Snapshots present and growing, but not visible in Snapshot Manager

When using  a backup solution for your virtual environment and the database-server for this backup solution is also situated in the virtual environment, you have to face some challanges. The backup solution cannot back up its own database, while using it. Luckily there are work-a-rounds covering this particular problem. But what happens if you misconfigured this work-a-round? In this case snapshots will be taken of the database-server and will not get removed properly, resulting in snapshots on your datastore that keep growing and growing and you will not be aware of it, because the snapshot manager says there are no snapshots present.

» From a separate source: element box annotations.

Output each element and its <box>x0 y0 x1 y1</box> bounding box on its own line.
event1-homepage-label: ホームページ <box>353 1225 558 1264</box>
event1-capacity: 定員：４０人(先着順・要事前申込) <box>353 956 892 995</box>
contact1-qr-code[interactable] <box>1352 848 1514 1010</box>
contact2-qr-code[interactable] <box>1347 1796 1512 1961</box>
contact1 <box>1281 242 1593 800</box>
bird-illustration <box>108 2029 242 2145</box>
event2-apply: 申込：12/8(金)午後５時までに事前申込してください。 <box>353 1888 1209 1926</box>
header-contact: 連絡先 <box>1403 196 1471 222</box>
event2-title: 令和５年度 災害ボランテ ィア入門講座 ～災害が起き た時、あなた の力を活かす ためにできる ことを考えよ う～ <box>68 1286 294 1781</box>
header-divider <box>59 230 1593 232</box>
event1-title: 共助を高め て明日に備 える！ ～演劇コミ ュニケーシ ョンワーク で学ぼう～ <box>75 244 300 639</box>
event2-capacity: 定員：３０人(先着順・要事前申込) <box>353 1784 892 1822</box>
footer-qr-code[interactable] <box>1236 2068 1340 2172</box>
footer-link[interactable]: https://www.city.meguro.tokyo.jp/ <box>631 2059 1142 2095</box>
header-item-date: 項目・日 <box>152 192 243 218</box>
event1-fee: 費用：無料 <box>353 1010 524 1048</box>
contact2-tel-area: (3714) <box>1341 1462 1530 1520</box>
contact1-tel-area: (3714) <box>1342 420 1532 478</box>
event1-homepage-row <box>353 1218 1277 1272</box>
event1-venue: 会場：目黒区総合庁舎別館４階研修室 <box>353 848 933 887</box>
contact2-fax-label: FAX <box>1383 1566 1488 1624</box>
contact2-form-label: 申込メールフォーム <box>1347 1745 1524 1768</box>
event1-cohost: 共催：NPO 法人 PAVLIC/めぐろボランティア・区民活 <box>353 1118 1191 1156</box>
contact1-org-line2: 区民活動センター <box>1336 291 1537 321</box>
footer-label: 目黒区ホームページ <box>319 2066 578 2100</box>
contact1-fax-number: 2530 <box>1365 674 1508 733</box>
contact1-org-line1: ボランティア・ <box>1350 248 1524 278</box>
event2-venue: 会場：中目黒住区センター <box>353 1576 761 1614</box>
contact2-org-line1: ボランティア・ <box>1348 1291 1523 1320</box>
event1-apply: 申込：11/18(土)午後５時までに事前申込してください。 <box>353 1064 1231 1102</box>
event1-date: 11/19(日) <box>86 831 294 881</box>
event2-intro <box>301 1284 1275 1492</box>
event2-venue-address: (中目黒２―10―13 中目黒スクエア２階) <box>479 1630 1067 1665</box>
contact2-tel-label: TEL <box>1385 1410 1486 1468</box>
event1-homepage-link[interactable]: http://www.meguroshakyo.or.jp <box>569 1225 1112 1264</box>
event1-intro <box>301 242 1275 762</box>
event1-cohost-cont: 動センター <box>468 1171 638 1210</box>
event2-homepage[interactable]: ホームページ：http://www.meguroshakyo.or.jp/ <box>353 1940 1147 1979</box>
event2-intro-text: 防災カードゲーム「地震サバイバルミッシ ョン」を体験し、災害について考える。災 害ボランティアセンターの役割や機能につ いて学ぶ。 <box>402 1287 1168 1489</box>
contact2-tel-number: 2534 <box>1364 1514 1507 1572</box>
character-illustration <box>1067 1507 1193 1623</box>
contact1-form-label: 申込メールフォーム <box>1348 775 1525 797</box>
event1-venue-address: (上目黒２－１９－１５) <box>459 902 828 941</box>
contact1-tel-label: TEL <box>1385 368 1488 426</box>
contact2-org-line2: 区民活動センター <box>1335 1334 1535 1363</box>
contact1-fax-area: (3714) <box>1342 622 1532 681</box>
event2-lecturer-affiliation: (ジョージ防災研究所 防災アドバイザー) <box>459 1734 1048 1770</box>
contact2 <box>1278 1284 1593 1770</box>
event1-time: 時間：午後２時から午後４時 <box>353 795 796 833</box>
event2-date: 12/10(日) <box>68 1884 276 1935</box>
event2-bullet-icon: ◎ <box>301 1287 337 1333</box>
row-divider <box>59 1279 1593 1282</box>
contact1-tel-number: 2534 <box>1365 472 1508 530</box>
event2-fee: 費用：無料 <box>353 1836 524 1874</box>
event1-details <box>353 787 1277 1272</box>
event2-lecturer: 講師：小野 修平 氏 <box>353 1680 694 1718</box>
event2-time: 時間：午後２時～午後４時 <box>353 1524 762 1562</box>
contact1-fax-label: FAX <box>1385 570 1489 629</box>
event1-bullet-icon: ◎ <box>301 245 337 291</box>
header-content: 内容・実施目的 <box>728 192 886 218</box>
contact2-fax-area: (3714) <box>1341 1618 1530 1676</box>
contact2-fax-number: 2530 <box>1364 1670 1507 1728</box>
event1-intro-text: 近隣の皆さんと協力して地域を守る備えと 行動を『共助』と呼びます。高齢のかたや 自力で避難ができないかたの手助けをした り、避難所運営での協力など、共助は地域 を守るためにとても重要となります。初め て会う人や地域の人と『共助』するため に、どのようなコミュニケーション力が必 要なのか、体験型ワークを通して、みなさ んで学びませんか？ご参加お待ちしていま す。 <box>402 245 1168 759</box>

This was also the problem at a customer who saw that his database-server suddenly was offline. After some investigation the problem was revealed, there were multiple snapshots per disk and none of them was visible in the snapshot manager. When trying to power on the database-server the message: “Module DevicePowerOn power on failed ……… Unsupported or invalid disk type 7.”  was shown.

According to VMware’s documentation this had something to do with a disk from VMware Workstation, VMware Player or VMware Fusion powered-on on a VMware ESX host. Very strange because this machine had always reside on a ESXi host. When looking at the description-file of the failing disks the problem became clear. Normally the  “createType” of a disk is vmfs or vmfsSpare(for a snapshot). But because of the failing backup and automatically powering off the database-server the last snapshot file of disk two looked like this:

————————————————
# Disk DescriptorFile
version=3
encoding=”UTF-8″
CID=00000000
parentCID=00000000
isNativeSnapshot=”no”
createType=”twoGbMaxExtentSparse”

# Extent description
RW 41943040 VMFSSPARSE “VSQL001_2-000002-delta.vmdk”

# Change Tracking File
changeTrackPath=”VSQL001_2-000002-ctk.vmdk”

# The Disk Data Base
#DDB
————————————————
So not the correct createType, no parentCID  and no ParentFileNameHint.

Problem detected, now we only need a solution.
There are two things that we want our solution to cover;
1. Get rid of all the snapshots (consolidate to one disk)
2. Repair the faulting disk

The solution is quiet simple. When cloning a disk the snapshots are automatically committed to the newly cloned disk. The problem in this case is that Snapshot Manager is not aware of the snapshots, so cloning will not include the snapshots. Also vCenter is not available, because its database resides on the same powered off database-server and we need vCenter if we want to make a clone.

So cloning via the vSphere-Client will not work and we need to look for another approach. Back to the commandline it is J At the commandline we’ll find a command called “vmkfstools” what can do all sorts of disk-actions. The vmkfstools command can be issued from the terminal or from vCLI/vMA.
The syntax of the command is:

vMA/vCLI: vmkfstools --server <vCenter or ESX IP/Hostname> -i <input> <output> -d <format>
ESX/ESXi Terminal: vmkfstools -i <input> <output> -d <format>

Now that we’ve got our cloning-command, we have to decide which disks we have to clone and to what destination. The disks present on datastore are:
VSQL001.vmdk
VSQL001-000001.vmdk
VSQL001-000002.vmdk
VSQL001_1.vmdk
VSQL001_1-000001.vmdk
VSQL001_1-000002.vmdk
VSQL001_2.vmdk
VSQL001_2-000001.vmdk
VSQL001_2-000002.vmdk
VSQL001_3.vmdk
VSQL001_3-000001.vmdk
VSQL001_3-000002.vmdk

We want to consolidate all 4 disks and will place them on the same datastore (Please ensure that there is enough space to satisfy the needs for cloning). Time for some action, go to your terminal/vCLI/vMA and put in your commands;
vmkfstools -i VSQL001-000002.vmdk VSQL001Disk1.vmdk
vmkfstools -i VSQL001_1-000002.vmdk VSQL001Disk2.vmdk
vmkfstools -i VSQL001_2-000001.vmdk VSQL001Disk3.vmdk
vmkfstools -i VSQL001_3-000002.vmdk VSQL001Disk4.vmdk

When writing your commands pay attention to two things. First: at the input file, select the latest snapshot. The latest snapshot-file is aware of all its parents and will commit the changes to the newly created disk. Second: As the faulting disk (VSQL001_2-000002.vmdk, see error message) doesn’t contain much/any data (because of the failing/power off), we will leave the last snapshot alone and use VSQL001_2-000001.vmdk instead. VSQL001_2-000001.vmdk has the last good known configuration of disk 3.

After all cloning is completed, we have to remove the existing disks from the virtual machine and add the newly created disk. Ensure that you use the same/correct SCSI ID for the disks, otherwise your virtual machine will not boot or cannot find it’s data. So if VSQL001_1-000002.vmdk was connected at scsi0:1 , VSQL001Disk2.vmdk must also be connected at scsi0:1.

Now you can boot your virtual machine and if everything is back online, you can clean up the datastore by removing all old disks and snapshots.